![](/img/wiki_up/minesweeper.jpeg)
MINESWEEPER
US, 1943, 67 minutes, Black-and-white.
Richard Arlen, Jean Parker, Russell Hayden, Guinn "Big Boy" Williams, Emma Dunn.
Directed by William Berke.
The main reason for looking at this film is to see the kind of small budget propaganda films that contributed to the US war effort in 1943.
The film focuses on the role of minesweepers, background from British experience in the Atlantic and the English Channel, but closer to home with German submarines and mines near the United States. The budget of the film was not large and, while there are some underwater sequences, there are no big action pieces, searching for mines, explosions… There are some explosions and some deaths but presented in a fairly modest-budget way.
Richard Arlen was a popular screen presence at the time, is seen as a hitchhiker picked up by a genial Guinn Williams, persuaded to enlist, their both finding some camaraderie with the various minesweepers. They are also welcomed into the family home, a genial mother and her meals, and an attractive daughter, Jean Parker, and a young man who is in love with her.
Clearly, there are the ingredients for some drama pieces. Richard Arlen, claiming to be a Smith from Tennessee, is actually a man who graduated from the academy, has a skill with mines, but got involved with gambling and money difficulties and deserted. The authorities discover who he is. There is also a complication that he falls in love with Jean Parker and there is trouble with the young man who was to propose to her.
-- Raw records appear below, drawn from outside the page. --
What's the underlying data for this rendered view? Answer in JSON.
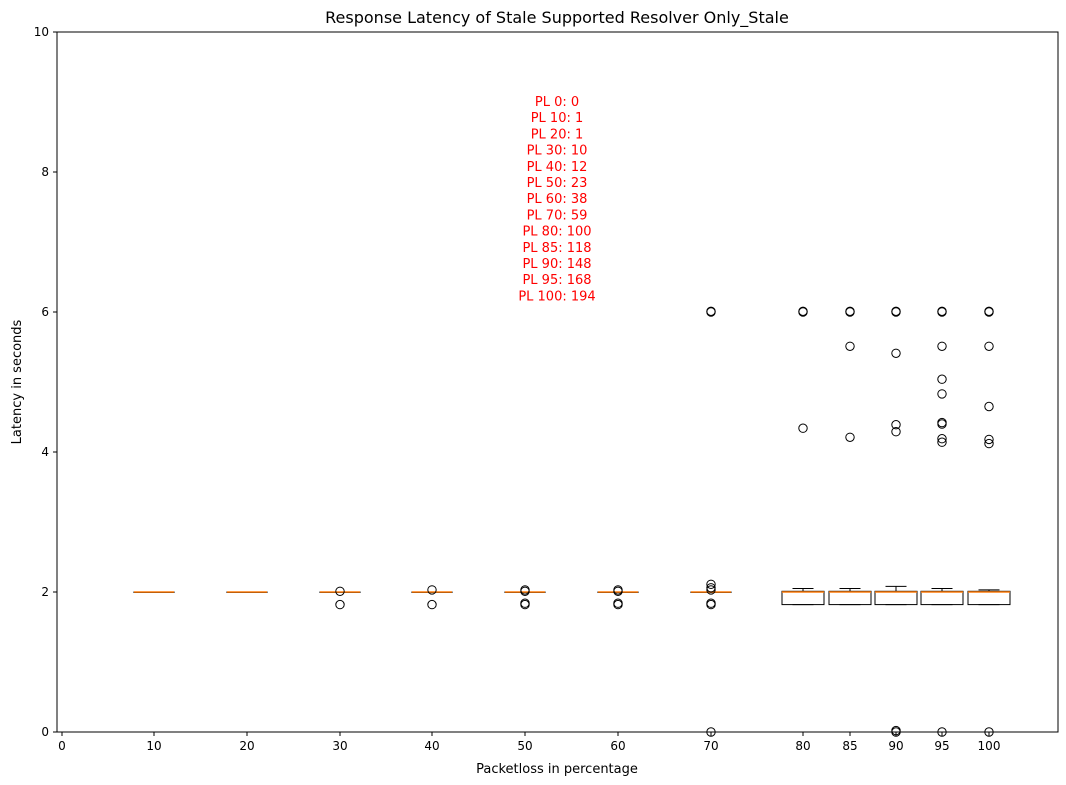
{
  "chart_data": {
    "type": "boxplot",
    "title": "Response Latency of Stale Supported Resolver Only_Stale",
    "xlabel": "Packetloss in percentage",
    "ylabel": "Latency in seconds",
    "ylim": [
      0,
      10
    ],
    "yticks": [
      0,
      2,
      4,
      6,
      8,
      10
    ],
    "xticks": [
      0,
      10,
      20,
      30,
      40,
      50,
      60,
      70,
      80,
      85,
      90,
      95,
      100
    ],
    "grid": false,
    "annotation_lines": [
      "PL 0: 0",
      "PL 10: 1",
      "PL 20: 1",
      "PL 30: 10",
      "PL 40: 12",
      "PL 50: 23",
      "PL 60: 38",
      "PL 70: 59",
      "PL 80: 100",
      "PL 85: 118",
      "PL 90: 148",
      "PL 95: 168",
      "PL 100: 194"
    ],
    "annotation_color": "#ff0000",
    "box_edge_color": "#000000",
    "median_color": "#ff7f0e",
    "boxes": [
      {
        "x": 10,
        "q1": 2.0,
        "median": 2.0,
        "q3": 2.0,
        "whislo": 2.0,
        "whishi": 2.0,
        "fliers": []
      },
      {
        "x": 20,
        "q1": 2.0,
        "median": 2.0,
        "q3": 2.0,
        "whislo": 2.0,
        "whishi": 2.0,
        "fliers": []
      },
      {
        "x": 30,
        "q1": 2.0,
        "median": 2.0,
        "q3": 2.0,
        "whislo": 2.0,
        "whishi": 2.0,
        "fliers": [
          1.82,
          2.01
        ]
      },
      {
        "x": 40,
        "q1": 2.0,
        "median": 2.0,
        "q3": 2.0,
        "whislo": 2.0,
        "whishi": 2.0,
        "fliers": [
          1.82,
          2.03
        ]
      },
      {
        "x": 50,
        "q1": 2.0,
        "median": 2.0,
        "q3": 2.0,
        "whislo": 2.0,
        "whishi": 2.0,
        "fliers": [
          1.82,
          1.84,
          2.01,
          2.03
        ]
      },
      {
        "x": 60,
        "q1": 2.0,
        "median": 2.0,
        "q3": 2.0,
        "whislo": 2.0,
        "whishi": 2.0,
        "fliers": [
          1.82,
          1.84,
          2.01,
          2.03
        ]
      },
      {
        "x": 70,
        "q1": 2.0,
        "median": 2.0,
        "q3": 2.0,
        "whislo": 2.0,
        "whishi": 2.0,
        "fliers": [
          0.0,
          1.82,
          1.84,
          2.03,
          2.06,
          2.11,
          6.0,
          6.01
        ]
      },
      {
        "x": 80,
        "q1": 1.82,
        "median": 2.0,
        "q3": 2.01,
        "whislo": 1.82,
        "whishi": 2.05,
        "fliers": [
          4.34,
          6.0,
          6.01
        ]
      },
      {
        "x": 85,
        "q1": 1.82,
        "median": 2.0,
        "q3": 2.01,
        "whislo": 1.82,
        "whishi": 2.05,
        "fliers": [
          4.21,
          5.51,
          6.0,
          6.01
        ]
      },
      {
        "x": 90,
        "q1": 1.82,
        "median": 2.0,
        "q3": 2.01,
        "whislo": 1.82,
        "whishi": 2.08,
        "fliers": [
          0.0,
          0.02,
          4.29,
          4.39,
          5.41,
          6.0,
          6.01
        ]
      },
      {
        "x": 95,
        "q1": 1.82,
        "median": 2.0,
        "q3": 2.01,
        "whislo": 1.82,
        "whishi": 2.05,
        "fliers": [
          0.0,
          4.14,
          4.19,
          4.4,
          4.42,
          4.83,
          5.04,
          5.51,
          6.0,
          6.01
        ]
      },
      {
        "x": 100,
        "q1": 1.82,
        "median": 2.0,
        "q3": 2.01,
        "whislo": 1.82,
        "whishi": 2.03,
        "fliers": [
          0.0,
          4.12,
          4.18,
          4.65,
          5.51,
          6.0,
          6.01
        ]
      }
    ]
  }
}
There are scenes of life at home, there are scenes of the men relaxing, there are scenes of action on and under the water.
There is a crisis about the mines, the discovery of a new mine and the need for somebody to dive, find the mine and describe it for the authorities. Arlen has gone on a gambling binge in order to raise money to buy an engagement ring for Jean Parker. Williams has covered for him and goes out in his stead and is killed in action.
Needless to say, Arlen who is under suspicion and restraint because of his past, volunteers to go down, gets the information, saves the other diver and, in the spirit of World War II, sacrifices his life, admitting that he had made mistakes, and dies in action.